Kim passes us glasses of water and we sip as she brings up her interface.
“It’ll still send even if we’re somewhere all signals are blocked?” I ask
“They won’t be completely blocked, of course. The Ratel can communicate with each other on their own frequency, but they’re well protected against any sort of outside tampering. I can use a subfrequency they won’t suspect. There might be a bit of a delay, but it should get through to me soon enough. I’ve had Sudice send to one of my secure drives just now. Nobody can get into it but me, so whatever you find will be safe.”
Perhaps too safe. I like Kim and I’ve had no reason to distrust her, but she suddenly has a lot of power over us. She could turn us in, pretend we forced her to neurohack us. She could take whatever we record and hold it to ransom, or delete it.
Nazarin sees my hesitation. He doesn’t say anything, but reaches over and takes my hand and squeezes it. Don’t worry, he seems to say. I wish I could feel as confident.
Kim must have noticed our exchange, but she chooses to ignore it. She logs into the drive and there it is. A little file of two minutes of Nazarin’s life. She opens it.
It’s a strange echo. It’s the words Kim just said, that I just heard, but from a different viewpoint. It’s the lab from the vantage point of Nazarin’s extra height. I can hear all the sounds of the lab—the ticking of some of the instruments, Kim’s voice, the shuffle of Nazarin’s feet as he explores. He looks at the lab equipment, and it’s like there’s cameras behind both of his eyes. But at the same time, it’s different from an image from an actual camera. Like the difference between Zeal and Verve. It seems more familiar. More intimate. Like I have become him.
Kim turns around, and then I see myself. He looks down on me a little. I look up at him. Even though it’s meant to be just a straight recording, some feelings and thoughts creep in somehow, and I can feel it. I can’t tell what exactly the emotion is …
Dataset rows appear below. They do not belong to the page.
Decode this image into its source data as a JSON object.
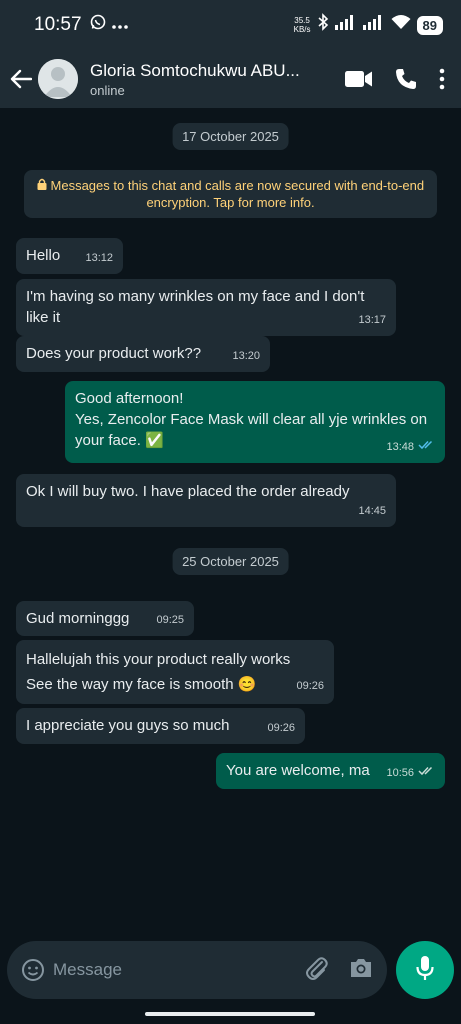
{
  "status_bar": {
    "time": "10:57",
    "net_speed_value": "35.5",
    "net_speed_unit": "KB/s",
    "battery": "89",
    "icons": [
      "whatsapp-icon",
      "more-dots-icon",
      "bluetooth-icon",
      "signal-icon",
      "signal-icon",
      "wifi-icon",
      "battery-icon"
    ]
  },
  "header": {
    "contact_name": "Gloria Somtochukwu ABU...",
    "status": "online",
    "icons": [
      "back-arrow-icon",
      "avatar",
      "video-call-icon",
      "phone-icon",
      "more-vert-icon"
    ]
  },
  "chat": {
    "date_1": "17 October 2025",
    "encryption_notice": "Messages to this chat and calls are now secured with end-to-end encryption. Tap for more info.",
    "messages": [
      {
        "dir": "in",
        "text": "Hello",
        "time": "13:12"
      },
      {
        "dir": "in",
        "text": "I'm having so many wrinkles on my face and I don't like it",
        "time": "13:17"
      },
      {
        "dir": "in",
        "text": "Does your product work??",
        "time": "13:20"
      },
      {
        "dir": "out",
        "line1": "Good afternoon!",
        "line2": "Yes, Zencolor Face Mask will clear all yje wrinkles on",
        "line3": "your face. ✅",
        "time": "13:48",
        "status": "read"
      },
      {
        "dir": "in",
        "text": "Ok I will buy two. I have placed the order already",
        "time": "14:45"
      },
      {
        "dir": "in",
        "text": "Gud morninggg",
        "time": "09:25"
      },
      {
        "dir": "in",
        "line1": "Hallelujah this your product really works",
        "line2": "See the way my face is smooth 😊",
        "time": "09:26"
      },
      {
        "dir": "in",
        "text": "I appreciate you guys so much",
        "time": "09:26"
      },
      {
        "dir": "out",
        "text": "You are welcome, ma",
        "time": "10:56",
        "status": "delivered"
      }
    ],
    "date_2": "25 October 2025"
  },
  "composer": {
    "placeholder": "Message",
    "icons": [
      "emoji-icon",
      "attach-icon",
      "camera-icon",
      "mic-icon"
    ]
  },
  "colors": {
    "background": "#0b141a",
    "bar": "#1f2c34",
    "incoming": "#1f2c34",
    "outgoing": "#005c4b",
    "accent": "#00a884",
    "encryption_text": "#ffd279",
    "read_ticks": "#53bdeb"
  }
}
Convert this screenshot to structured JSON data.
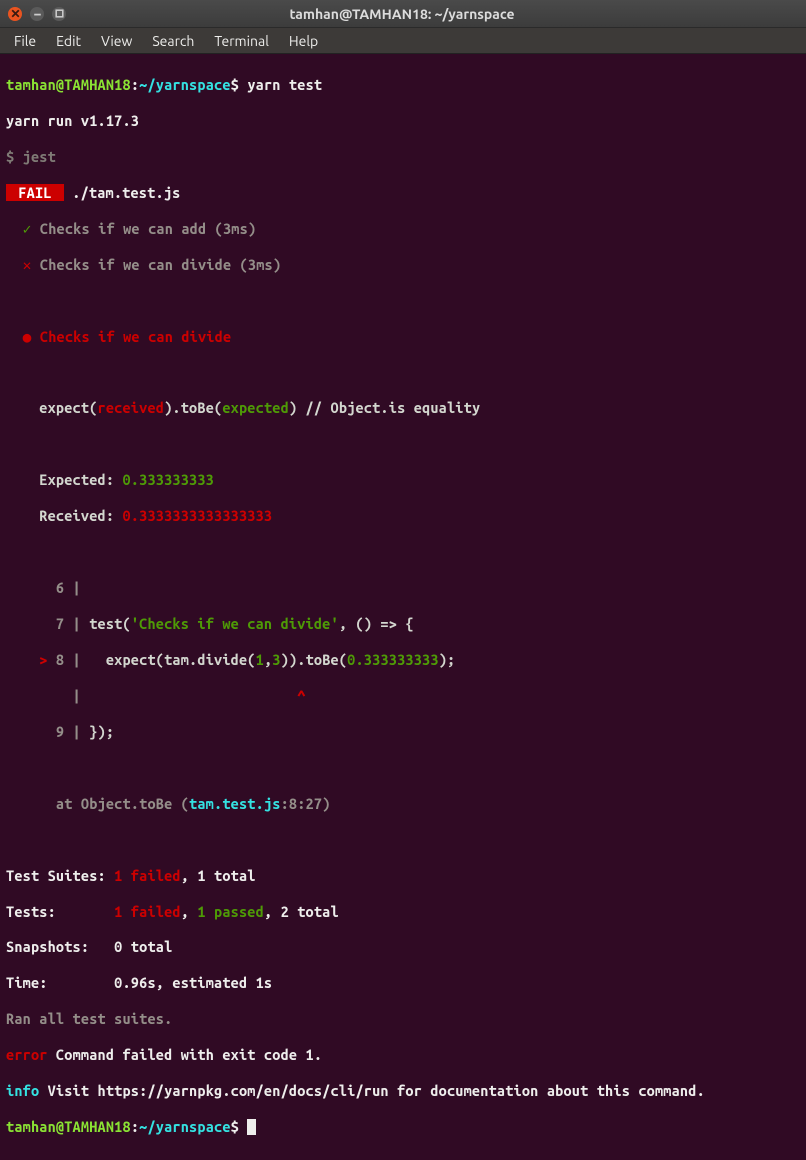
{
  "titlebar": {
    "title": "tamhan@TAMHAN18: ~/yarnspace"
  },
  "menu": {
    "file": "File",
    "edit": "Edit",
    "view": "View",
    "search": "Search",
    "terminal": "Terminal",
    "help": "Help"
  },
  "prompt": {
    "userhost": "tamhan@TAMHAN18",
    "sep": ":",
    "path": "~/yarnspace",
    "sigil": "$"
  },
  "cmd": {
    "yarntest": "yarn test"
  },
  "run": {
    "version": "yarn run v1.17.3",
    "jest": "$ jest"
  },
  "fail": {
    "badge": " FAIL ",
    "file": "./tam.test.js"
  },
  "tests": {
    "pass_line": "Checks if we can add (3ms)",
    "fail_line": "Checks if we can divide (3ms)",
    "block_title": "Checks if we can divide"
  },
  "expect_line": {
    "a": "    expect(",
    "received": "received",
    "b": ").toBe(",
    "expected": "expected",
    "c": ") // Object.is equality"
  },
  "expected": {
    "label": "    Expected: ",
    "val": "0.333333333"
  },
  "received": {
    "label": "    Received: ",
    "val": "0.3333333333333333"
  },
  "code": {
    "l6n": "      6 |",
    "l7n": "      7 |",
    "l7a": " test(",
    "l7str": "'Checks if we can divide'",
    "l7b": ", () => {",
    "l8mark": "    > ",
    "l8n": "8 |",
    "l8a": "   expect(tam.divide(",
    "l8num1": "1",
    "l8comma": ",",
    "l8num2": "3",
    "l8b": ")).toBe(",
    "l8val": "0.333333333",
    "l8c": ");",
    "caretline": "        |                          ",
    "caret": "^",
    "l9n": "      9 |",
    "l9a": " });"
  },
  "stack": {
    "a": "      at Object.toBe (",
    "file": "tam.test.js",
    "loc": ":8:27)"
  },
  "summary": {
    "suites_lbl": "Test Suites: ",
    "suites_fail": "1 failed",
    "suites_rest": ", 1 total",
    "tests_lbl": "Tests:       ",
    "tests_fail": "1 failed",
    "tests_mid": ", ",
    "tests_pass": "1 passed",
    "tests_rest": ", 2 total",
    "snaps_lbl": "Snapshots:   ",
    "snaps_val": "0 total",
    "time_lbl": "Time:        ",
    "time_val": "0.96s, estimated 1s",
    "ran": "Ran all test suites."
  },
  "err": {
    "tag": "error",
    "msg": " Command failed with exit code 1."
  },
  "info": {
    "tag": "info",
    "a": " Visit ",
    "url": "https://yarnpkg.com/en/docs/cli/run",
    "b": " for documentation about this command."
  }
}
I look away, and the video ends.
“It’s weird,” Nazarin says. “It’s in my mind with that same clarity. None of my other memories are like that. I remember everything. And when I remember, I get a little headache again. It’s far stronger than the memories assisted with my other implants, and I thought those were good.”
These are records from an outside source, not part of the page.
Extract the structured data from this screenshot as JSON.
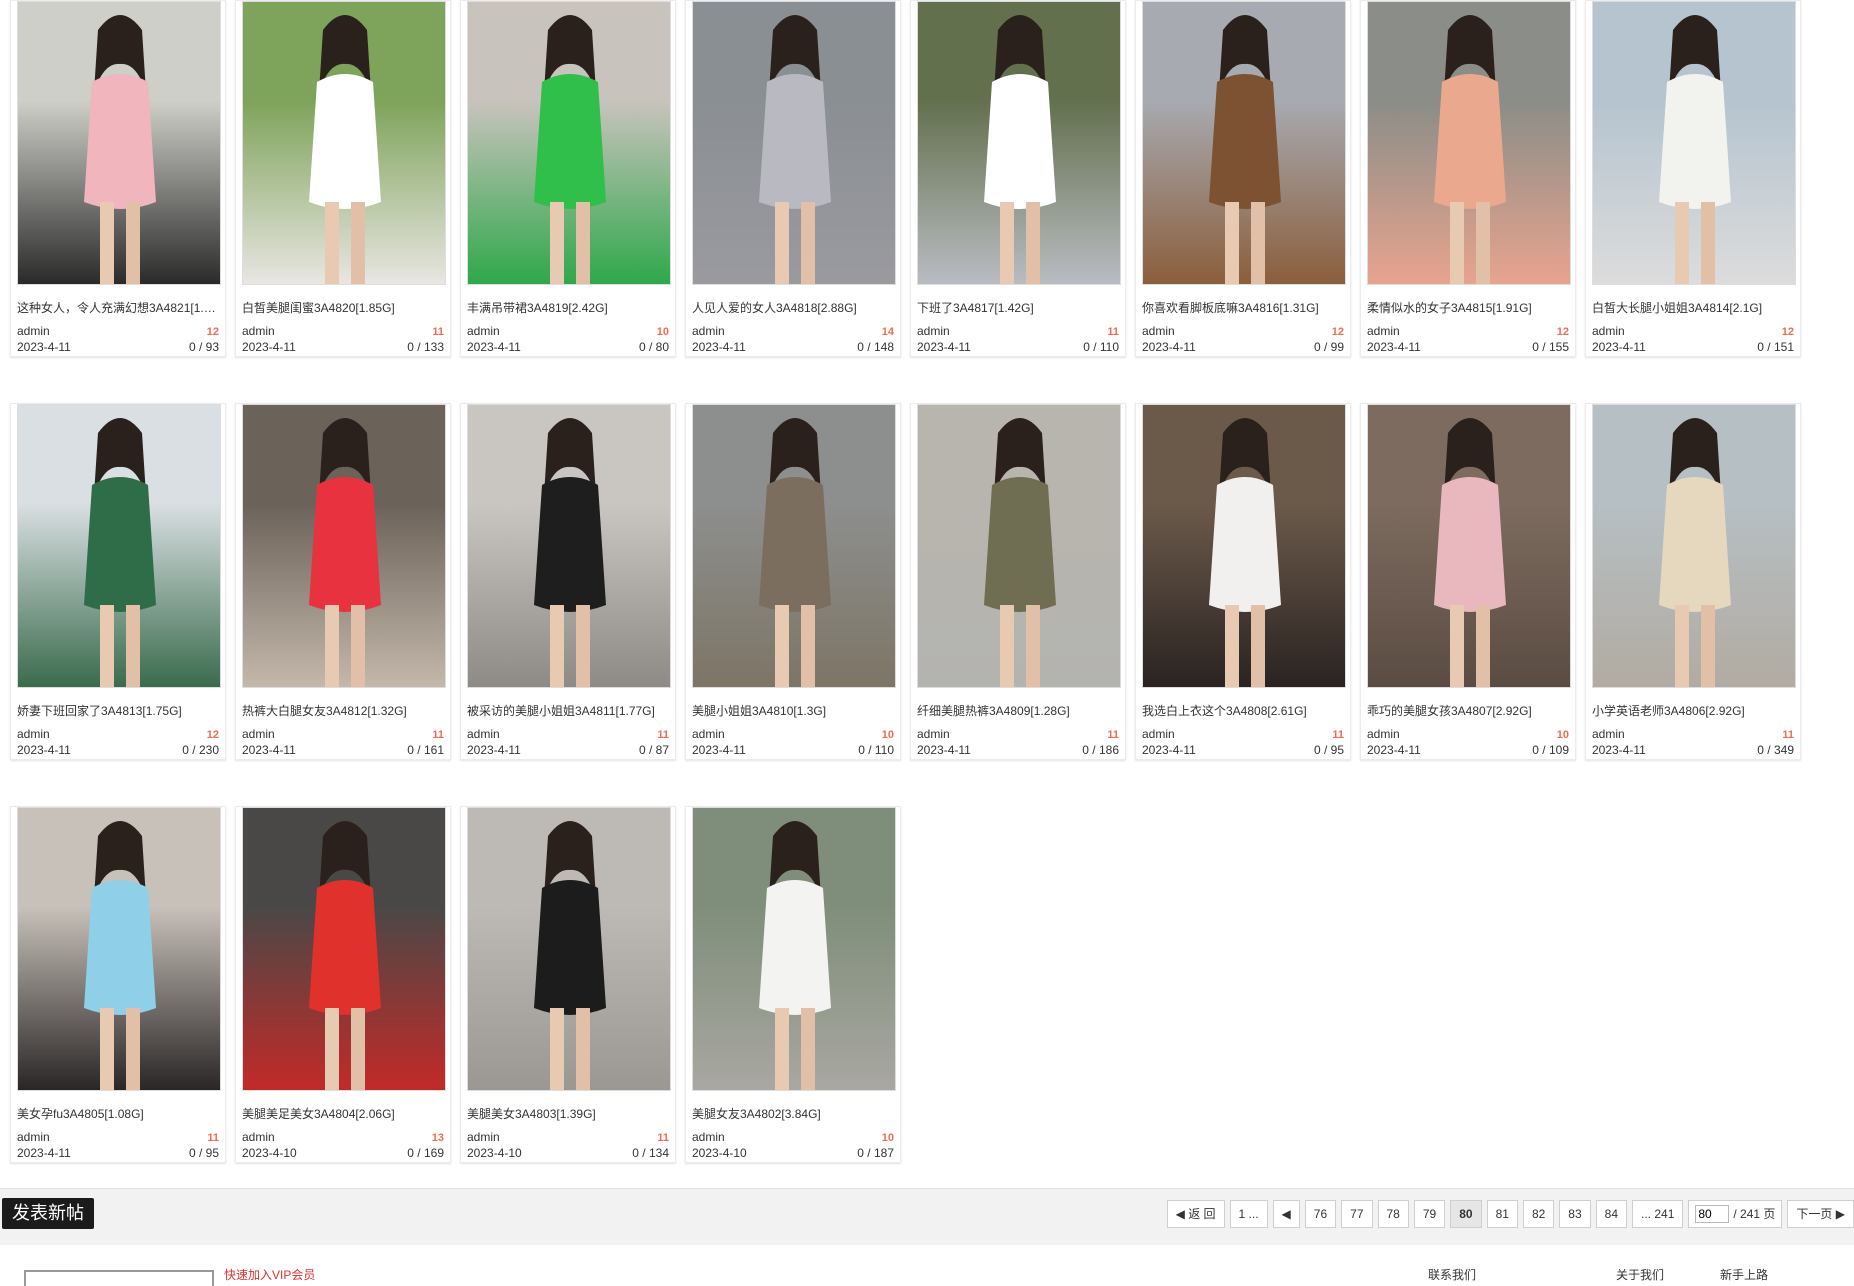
{
  "threads": [
    {
      "title": "这种女人，令人充满幻想3A4821[1.…",
      "author": "admin",
      "badge": "12",
      "date": "2023-4-11",
      "counts": "0 / 93",
      "top": "#cfcfc9",
      "bottom": "#2a2a2a",
      "accent": "#f0b5bd"
    },
    {
      "title": "白皙美腿闺蜜3A4820[1.85G]",
      "author": "admin",
      "badge": "11",
      "date": "2023-4-11",
      "counts": "0 / 133",
      "top": "#7ea35a",
      "bottom": "#e9e6e2",
      "accent": "#ffffff"
    },
    {
      "title": "丰满吊带裙3A4819[2.42G]",
      "author": "admin",
      "badge": "10",
      "date": "2023-4-11",
      "counts": "0 / 80",
      "top": "#c9c3bd",
      "bottom": "#2fa84a",
      "accent": "#2fbf4a"
    },
    {
      "title": "人见人爱的女人3A4818[2.88G]",
      "author": "admin",
      "badge": "14",
      "date": "2023-4-11",
      "counts": "0 / 148",
      "top": "#8a8f94",
      "bottom": "#9a9a9f",
      "accent": "#b9b9c2"
    },
    {
      "title": "下班了3A4817[1.42G]",
      "author": "admin",
      "badge": "11",
      "date": "2023-4-11",
      "counts": "0 / 110",
      "top": "#63704e",
      "bottom": "#b9bcc2",
      "accent": "#ffffff"
    },
    {
      "title": "你喜欢看脚板底嘛3A4816[1.31G]",
      "author": "admin",
      "badge": "12",
      "date": "2023-4-11",
      "counts": "0 / 99",
      "top": "#a7aab0",
      "bottom": "#8b5e3c",
      "accent": "#7c5232"
    },
    {
      "title": "柔情似水的女子3A4815[1.91G]",
      "author": "admin",
      "badge": "12",
      "date": "2023-4-11",
      "counts": "0 / 155",
      "top": "#8b8d88",
      "bottom": "#e7a48e",
      "accent": "#eaa98f"
    },
    {
      "title": "白皙大长腿小姐姐3A4814[2.1G]",
      "author": "admin",
      "badge": "12",
      "date": "2023-4-11",
      "counts": "0 / 151",
      "top": "#b5c4cf",
      "bottom": "#dcdcdc",
      "accent": "#f2f2ee"
    },
    {
      "title": "娇妻下班回家了3A4813[1.75G]",
      "author": "admin",
      "badge": "12",
      "date": "2023-4-11",
      "counts": "0 / 230",
      "top": "#d9dfe2",
      "bottom": "#3a6b4c",
      "accent": "#2f6d49"
    },
    {
      "title": "热裤大白腿女友3A4812[1.32G]",
      "author": "admin",
      "badge": "11",
      "date": "2023-4-11",
      "counts": "0 / 161",
      "top": "#6b6259",
      "bottom": "#c4b8ab",
      "accent": "#e8323f"
    },
    {
      "title": "被采访的美腿小姐姐3A4811[1.77G]",
      "author": "admin",
      "badge": "11",
      "date": "2023-4-11",
      "counts": "0 / 87",
      "top": "#c9c6c2",
      "bottom": "#8e8a86",
      "accent": "#1e1e1e"
    },
    {
      "title": "美腿小姐姐3A4810[1.3G]",
      "author": "admin",
      "badge": "10",
      "date": "2023-4-11",
      "counts": "0 / 110",
      "top": "#8d8f8e",
      "bottom": "#7d7566",
      "accent": "#7b6e5e"
    },
    {
      "title": "纤细美腿热裤3A4809[1.28G]",
      "author": "admin",
      "badge": "11",
      "date": "2023-4-11",
      "counts": "0 / 186",
      "top": "#b8b5ae",
      "bottom": "#b3b3b0",
      "accent": "#6f6e52"
    },
    {
      "title": "我选白上衣这个3A4808[2.61G]",
      "author": "admin",
      "badge": "11",
      "date": "2023-4-11",
      "counts": "0 / 95",
      "top": "#6b5a4a",
      "bottom": "#2a2322",
      "accent": "#f2f0ee"
    },
    {
      "title": "乖巧的美腿女孩3A4807[2.92G]",
      "author": "admin",
      "badge": "10",
      "date": "2023-4-11",
      "counts": "0 / 109",
      "top": "#7c6b5e",
      "bottom": "#5b4c43",
      "accent": "#e9b8bf"
    },
    {
      "title": "小学英语老师3A4806[2.92G]",
      "author": "admin",
      "badge": "11",
      "date": "2023-4-11",
      "counts": "0 / 349",
      "top": "#b6bfc3",
      "bottom": "#b2aba2",
      "accent": "#e6d7bf"
    },
    {
      "title": "美女孕fu3A4805[1.08G]",
      "author": "admin",
      "badge": "11",
      "date": "2023-4-11",
      "counts": "0 / 95",
      "top": "#c8c1ba",
      "bottom": "#2a2626",
      "accent": "#8fd0e8"
    },
    {
      "title": "美腿美足美女3A4804[2.06G]",
      "author": "admin",
      "badge": "13",
      "date": "2023-4-10",
      "counts": "0 / 169",
      "top": "#4a4846",
      "bottom": "#c22a28",
      "accent": "#e0312d"
    },
    {
      "title": "美腿美女3A4803[1.39G]",
      "author": "admin",
      "badge": "11",
      "date": "2023-4-10",
      "counts": "0 / 134",
      "top": "#bdbab5",
      "bottom": "#9b9792",
      "accent": "#1c1c1c"
    },
    {
      "title": "美腿女友3A4802[3.84G]",
      "author": "admin",
      "badge": "10",
      "date": "2023-4-10",
      "counts": "0 / 187",
      "top": "#7f8e7a",
      "bottom": "#a9a7a2",
      "accent": "#f3f3f1"
    }
  ],
  "actions": {
    "new_post": "发表新帖"
  },
  "pagination": {
    "back": "返 回",
    "first": "1 ...",
    "pages": [
      "76",
      "77",
      "78",
      "79",
      "80",
      "81",
      "82",
      "83",
      "84"
    ],
    "current": "80",
    "last": "... 241",
    "jump_value": "80",
    "total": "/ 241 页",
    "next": "下一页"
  },
  "footer": {
    "vip_text": "快速加入VIP会员",
    "link1": "联系我们",
    "link2": "关于我们",
    "link3": "新手上路"
  }
}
“Yep. That’s why you shouldn’t do it more than you have to. OK, Taema, your turn. Have to make sure it works for you, too,” Kim says.
I dutifully press the hollow of my throat three times. Nothing really changes, except the slightest sharpening of focus, a pressure at my temples, a clenching of nausea in my stomach. It’s not too bad, though. I can ignore it. I circle the room, peering at all of her various collectibles from the previous few centuries. I only recognize a few of them—that one’s Superman, resting an arm on Batman, who looks rather grumpy.
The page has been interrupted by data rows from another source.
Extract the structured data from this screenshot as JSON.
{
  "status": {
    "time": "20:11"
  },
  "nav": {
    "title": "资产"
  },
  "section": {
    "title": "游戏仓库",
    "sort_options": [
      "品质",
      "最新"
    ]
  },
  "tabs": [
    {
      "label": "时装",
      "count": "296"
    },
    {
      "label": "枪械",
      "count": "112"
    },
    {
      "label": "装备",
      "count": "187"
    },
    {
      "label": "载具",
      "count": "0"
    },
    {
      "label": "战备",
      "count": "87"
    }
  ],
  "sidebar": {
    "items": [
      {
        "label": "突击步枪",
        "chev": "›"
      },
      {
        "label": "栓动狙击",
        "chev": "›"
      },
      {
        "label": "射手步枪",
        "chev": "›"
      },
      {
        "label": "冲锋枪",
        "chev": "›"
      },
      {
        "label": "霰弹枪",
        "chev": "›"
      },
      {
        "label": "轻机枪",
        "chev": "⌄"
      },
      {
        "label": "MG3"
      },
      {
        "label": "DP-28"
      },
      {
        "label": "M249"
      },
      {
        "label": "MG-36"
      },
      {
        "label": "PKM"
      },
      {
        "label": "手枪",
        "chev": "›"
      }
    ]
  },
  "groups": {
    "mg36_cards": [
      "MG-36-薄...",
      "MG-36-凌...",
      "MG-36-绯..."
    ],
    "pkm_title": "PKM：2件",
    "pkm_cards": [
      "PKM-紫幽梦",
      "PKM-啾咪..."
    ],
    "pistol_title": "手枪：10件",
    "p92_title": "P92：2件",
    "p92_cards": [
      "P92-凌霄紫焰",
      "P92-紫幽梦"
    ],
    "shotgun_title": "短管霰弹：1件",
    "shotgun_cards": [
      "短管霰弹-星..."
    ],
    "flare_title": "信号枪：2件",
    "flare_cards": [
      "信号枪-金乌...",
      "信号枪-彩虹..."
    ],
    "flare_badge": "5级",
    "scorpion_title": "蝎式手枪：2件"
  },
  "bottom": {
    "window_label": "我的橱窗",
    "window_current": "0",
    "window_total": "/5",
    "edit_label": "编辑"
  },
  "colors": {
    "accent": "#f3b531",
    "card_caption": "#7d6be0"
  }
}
Nazarin and Kim murmur to each other behind me. I turn on the ball of my foot, twirling around, wanting to see the same blur on the wallscreen. It’s a heady feeling, knowing that everything I’m seeing and hearing is permanent. Even if I forget it in the depths of my brain, though evidently that’s unlikely, I could relive it all in perfect detail. Someone else could experience this little slice of my life. Anyone. Even centuries from now, all of this could be gone, but if that file somehow survived, someone could be me for five minutes.